Les néonicotinoïdes ne sont plus les bienvenus en France. L’Assemblée Nationale a adopté ce jeudi un amendement dans le cadre de la loi biodiversité. Le texte prévoit d’interdire ces pesticides qui menacent la survie des abeilles et portent atteinte à la santé des humains.
Pour laisser le temps aux agriculteurs de déployer des alternatives, l’amendement n’entrera en vigueur qu’au 1er septembre 2018, au grand dam des associations environnementales, mais il ne prévoit aucune dérogation – détail de la plus haute importance, alors que les industriels ont l’art de transformer des dérogations en règles de principe.
Pression des lobbys et du gouvernement
Le texte, porté par le président de la commission du Développement durable, Jean-Paul Chanteguet (PS), a été adopté in extremis – à 30 voix contre 28 – au terme d’intenses débats parlementaires. Il a pour objectif d'« adresser un signal fort aux groupes chimiques, aux agriculteurs, et à l'exécutif », a déclaré ce député, tout en dénonçant des « pressions de la part des lobbys agro-industriels mais aussi de l'exécutif ».
En effet, la semaine dernière, le ministre de l’Agriculture, Stéphane Le Foll, a transmis une lettre aux députés pour leur demander de ne pas créer d’« interdictions brutales » pour éviter les « distorsions » de concurrence entre Etats européens.
Certains députés LR et UDI ont reproché aux partisans de l’interdiction de « rechercher une victoire symbolique, politique, médiatique », et ont estimé que la mesure allait encore « pénaliser » les agriculteurs français. Sur BFMTV, Ségolène Royal s’est dite « peu surprise » par ces procédés. La ministre de l’Environnement a toutefois fustigé « les combats d'arrière-garde sur le maintien notamment des pesticides ».
Neurotoxiques
Sous l’impulsion de la France, l'Union européenne a restreint l'usage de certains néonicotinoïdes en 2013, mais ces pesticides restent très largement utilisés. A l’époque, l’agence européenne de sécurité sanitaire, l’EFSA, pourtant peu réputée pour son alarmisme débordant, avait pointé les effets neurotoxiques de deux néonicotinoïdes (l'acétamipride et l'imidaclopride) sur l’être humain. Ces substances « peuvent affecter de façon défavorable le développement des neurones et des structures cérébrales associées à des fonctions telles que l'apprentissage et la mémoire », a précisé l’agence.

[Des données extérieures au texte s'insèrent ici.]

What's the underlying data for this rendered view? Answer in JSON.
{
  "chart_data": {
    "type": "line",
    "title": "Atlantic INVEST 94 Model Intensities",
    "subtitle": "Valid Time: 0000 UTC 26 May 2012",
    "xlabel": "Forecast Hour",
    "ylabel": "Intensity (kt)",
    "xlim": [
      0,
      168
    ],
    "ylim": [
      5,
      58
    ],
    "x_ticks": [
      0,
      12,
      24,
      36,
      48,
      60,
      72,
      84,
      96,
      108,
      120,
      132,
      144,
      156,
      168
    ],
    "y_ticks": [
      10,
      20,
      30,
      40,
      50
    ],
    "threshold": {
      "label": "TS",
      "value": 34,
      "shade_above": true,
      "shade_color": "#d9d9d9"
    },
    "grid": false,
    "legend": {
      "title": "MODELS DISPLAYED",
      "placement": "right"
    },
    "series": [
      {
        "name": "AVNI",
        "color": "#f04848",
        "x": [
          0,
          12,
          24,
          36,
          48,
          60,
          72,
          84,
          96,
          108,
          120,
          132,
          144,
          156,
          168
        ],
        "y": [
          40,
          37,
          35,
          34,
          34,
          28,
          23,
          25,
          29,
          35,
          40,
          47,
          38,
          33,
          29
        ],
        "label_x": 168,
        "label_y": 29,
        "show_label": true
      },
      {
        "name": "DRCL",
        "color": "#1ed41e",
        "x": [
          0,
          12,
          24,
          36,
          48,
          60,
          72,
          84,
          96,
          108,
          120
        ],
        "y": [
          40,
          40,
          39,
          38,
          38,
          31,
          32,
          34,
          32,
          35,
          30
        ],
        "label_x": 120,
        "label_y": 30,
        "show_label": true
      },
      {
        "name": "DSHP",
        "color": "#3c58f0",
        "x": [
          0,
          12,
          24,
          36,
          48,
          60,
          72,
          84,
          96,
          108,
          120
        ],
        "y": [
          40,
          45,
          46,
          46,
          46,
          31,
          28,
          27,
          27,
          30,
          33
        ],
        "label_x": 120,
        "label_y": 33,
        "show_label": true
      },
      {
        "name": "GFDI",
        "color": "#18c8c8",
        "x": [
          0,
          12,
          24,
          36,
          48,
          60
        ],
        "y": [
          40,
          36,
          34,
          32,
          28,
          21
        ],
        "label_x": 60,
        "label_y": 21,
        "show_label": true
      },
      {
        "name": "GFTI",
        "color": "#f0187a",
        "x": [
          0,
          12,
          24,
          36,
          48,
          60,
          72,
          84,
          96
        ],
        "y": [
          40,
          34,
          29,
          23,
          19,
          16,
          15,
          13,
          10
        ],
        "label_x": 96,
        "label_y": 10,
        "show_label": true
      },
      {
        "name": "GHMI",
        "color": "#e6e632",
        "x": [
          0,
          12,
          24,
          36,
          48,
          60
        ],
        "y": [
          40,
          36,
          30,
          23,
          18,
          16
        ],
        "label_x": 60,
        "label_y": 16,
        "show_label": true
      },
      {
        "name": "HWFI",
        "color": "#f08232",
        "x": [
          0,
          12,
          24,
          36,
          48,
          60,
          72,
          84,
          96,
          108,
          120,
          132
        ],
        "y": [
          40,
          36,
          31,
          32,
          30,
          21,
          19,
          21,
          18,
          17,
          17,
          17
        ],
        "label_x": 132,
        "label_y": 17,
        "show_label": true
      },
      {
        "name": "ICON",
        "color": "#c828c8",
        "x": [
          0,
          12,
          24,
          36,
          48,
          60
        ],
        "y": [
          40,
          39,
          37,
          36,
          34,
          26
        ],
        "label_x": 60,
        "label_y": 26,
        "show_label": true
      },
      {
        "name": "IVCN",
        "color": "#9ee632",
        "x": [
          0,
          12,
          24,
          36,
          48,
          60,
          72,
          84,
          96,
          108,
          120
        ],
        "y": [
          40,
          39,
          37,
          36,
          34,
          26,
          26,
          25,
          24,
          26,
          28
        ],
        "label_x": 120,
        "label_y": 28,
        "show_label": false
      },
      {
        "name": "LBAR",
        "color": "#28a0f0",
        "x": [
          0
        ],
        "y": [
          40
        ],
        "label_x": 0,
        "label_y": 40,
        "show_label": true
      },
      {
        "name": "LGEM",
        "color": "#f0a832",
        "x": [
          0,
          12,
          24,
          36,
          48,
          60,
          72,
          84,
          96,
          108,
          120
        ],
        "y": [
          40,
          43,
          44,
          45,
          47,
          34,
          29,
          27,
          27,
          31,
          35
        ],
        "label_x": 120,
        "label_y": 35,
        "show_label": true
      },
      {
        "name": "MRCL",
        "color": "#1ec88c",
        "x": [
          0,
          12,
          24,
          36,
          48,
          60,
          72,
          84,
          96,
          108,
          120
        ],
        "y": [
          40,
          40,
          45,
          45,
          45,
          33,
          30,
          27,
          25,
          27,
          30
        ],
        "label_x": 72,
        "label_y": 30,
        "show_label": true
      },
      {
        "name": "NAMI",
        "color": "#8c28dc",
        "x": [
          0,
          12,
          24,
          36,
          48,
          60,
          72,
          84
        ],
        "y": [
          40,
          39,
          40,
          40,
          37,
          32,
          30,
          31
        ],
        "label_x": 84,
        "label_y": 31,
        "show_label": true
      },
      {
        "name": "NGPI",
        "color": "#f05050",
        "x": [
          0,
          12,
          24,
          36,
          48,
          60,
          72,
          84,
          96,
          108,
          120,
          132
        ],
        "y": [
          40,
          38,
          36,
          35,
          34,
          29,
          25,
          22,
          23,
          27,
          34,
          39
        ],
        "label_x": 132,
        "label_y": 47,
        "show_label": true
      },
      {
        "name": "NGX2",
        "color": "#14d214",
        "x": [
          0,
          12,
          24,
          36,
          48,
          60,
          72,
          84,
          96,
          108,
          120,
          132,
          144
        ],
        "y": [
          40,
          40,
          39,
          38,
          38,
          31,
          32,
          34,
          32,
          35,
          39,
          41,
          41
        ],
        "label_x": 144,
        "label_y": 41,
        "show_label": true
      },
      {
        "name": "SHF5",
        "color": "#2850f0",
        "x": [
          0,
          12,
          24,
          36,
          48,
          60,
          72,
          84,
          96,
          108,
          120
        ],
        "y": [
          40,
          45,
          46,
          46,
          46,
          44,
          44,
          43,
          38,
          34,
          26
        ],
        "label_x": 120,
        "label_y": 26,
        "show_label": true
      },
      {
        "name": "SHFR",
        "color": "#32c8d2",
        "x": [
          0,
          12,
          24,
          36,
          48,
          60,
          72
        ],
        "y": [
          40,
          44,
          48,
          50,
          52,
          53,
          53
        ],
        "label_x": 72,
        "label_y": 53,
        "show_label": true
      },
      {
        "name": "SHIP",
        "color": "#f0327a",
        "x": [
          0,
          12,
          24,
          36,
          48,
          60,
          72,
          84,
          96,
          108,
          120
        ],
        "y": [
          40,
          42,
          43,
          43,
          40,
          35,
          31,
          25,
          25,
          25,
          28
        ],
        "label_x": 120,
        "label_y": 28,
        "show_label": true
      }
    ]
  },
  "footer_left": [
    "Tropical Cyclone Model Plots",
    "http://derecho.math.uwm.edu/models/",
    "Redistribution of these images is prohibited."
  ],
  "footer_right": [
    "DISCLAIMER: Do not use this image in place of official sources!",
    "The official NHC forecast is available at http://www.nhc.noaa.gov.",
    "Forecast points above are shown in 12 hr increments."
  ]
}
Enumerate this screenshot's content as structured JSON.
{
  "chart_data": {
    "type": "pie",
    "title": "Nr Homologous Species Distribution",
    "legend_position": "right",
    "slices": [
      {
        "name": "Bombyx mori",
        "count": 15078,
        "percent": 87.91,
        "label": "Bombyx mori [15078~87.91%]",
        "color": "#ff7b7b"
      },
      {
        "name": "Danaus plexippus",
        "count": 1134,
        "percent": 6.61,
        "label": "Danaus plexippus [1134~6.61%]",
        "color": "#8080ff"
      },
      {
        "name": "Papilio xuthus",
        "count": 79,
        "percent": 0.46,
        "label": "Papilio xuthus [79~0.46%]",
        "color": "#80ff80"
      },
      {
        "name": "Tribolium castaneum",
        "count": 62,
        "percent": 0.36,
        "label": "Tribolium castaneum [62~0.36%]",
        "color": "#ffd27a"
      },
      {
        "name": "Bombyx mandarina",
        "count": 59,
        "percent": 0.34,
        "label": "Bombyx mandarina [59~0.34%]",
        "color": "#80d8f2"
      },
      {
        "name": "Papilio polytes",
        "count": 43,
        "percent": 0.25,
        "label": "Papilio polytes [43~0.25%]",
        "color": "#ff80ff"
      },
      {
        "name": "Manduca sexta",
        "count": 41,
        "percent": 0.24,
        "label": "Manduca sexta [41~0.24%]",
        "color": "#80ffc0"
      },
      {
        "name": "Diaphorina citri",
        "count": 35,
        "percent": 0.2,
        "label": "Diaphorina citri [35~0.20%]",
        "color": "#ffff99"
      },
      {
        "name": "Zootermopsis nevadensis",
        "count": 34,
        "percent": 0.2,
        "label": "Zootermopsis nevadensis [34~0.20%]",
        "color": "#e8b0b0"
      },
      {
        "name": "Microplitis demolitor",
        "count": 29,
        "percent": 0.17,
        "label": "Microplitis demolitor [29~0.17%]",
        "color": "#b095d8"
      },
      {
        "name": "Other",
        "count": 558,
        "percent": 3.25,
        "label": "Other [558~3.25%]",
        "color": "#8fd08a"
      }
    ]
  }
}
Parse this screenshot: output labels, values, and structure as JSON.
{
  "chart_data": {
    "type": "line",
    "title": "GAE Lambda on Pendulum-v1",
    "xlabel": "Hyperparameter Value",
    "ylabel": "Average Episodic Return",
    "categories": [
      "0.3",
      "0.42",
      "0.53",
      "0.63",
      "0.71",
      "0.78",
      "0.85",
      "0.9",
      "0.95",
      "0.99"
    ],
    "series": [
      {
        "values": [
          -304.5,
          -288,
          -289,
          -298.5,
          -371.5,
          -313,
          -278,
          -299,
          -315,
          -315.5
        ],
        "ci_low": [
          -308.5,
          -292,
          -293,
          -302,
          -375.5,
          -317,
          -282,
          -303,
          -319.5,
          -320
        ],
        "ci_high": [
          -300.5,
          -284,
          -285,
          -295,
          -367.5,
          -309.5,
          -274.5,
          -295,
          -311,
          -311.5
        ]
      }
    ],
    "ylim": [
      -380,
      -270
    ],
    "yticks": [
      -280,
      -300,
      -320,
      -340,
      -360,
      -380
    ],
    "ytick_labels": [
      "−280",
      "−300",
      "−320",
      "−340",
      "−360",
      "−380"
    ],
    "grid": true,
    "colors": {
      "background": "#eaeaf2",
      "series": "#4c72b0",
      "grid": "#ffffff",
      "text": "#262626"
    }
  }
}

Le texte prévoit de fixer la liste des alternatives aux néonicotinoïdes sur la base d'un avis de l'Anses (l'Agence française de sécurité alimentaire et sanitaire). « Le législateur doit prendre ses responsabilités en interdisant l'utilisation de ces molécules, tout en permettant à la profession agricole de s'adapter », a plaidé l'auteur de la mesure dans son exposé des motifs.
L’amendement doit encore être validé par le Sénat, qui l’avait rejeté en première lecture, puis il reviendra entre les mains des députés. Son avenir n’est donc pas totalement scellé ; les sénateurs pourraient introduire des dérogations à l’interdiction par voie d’amendement.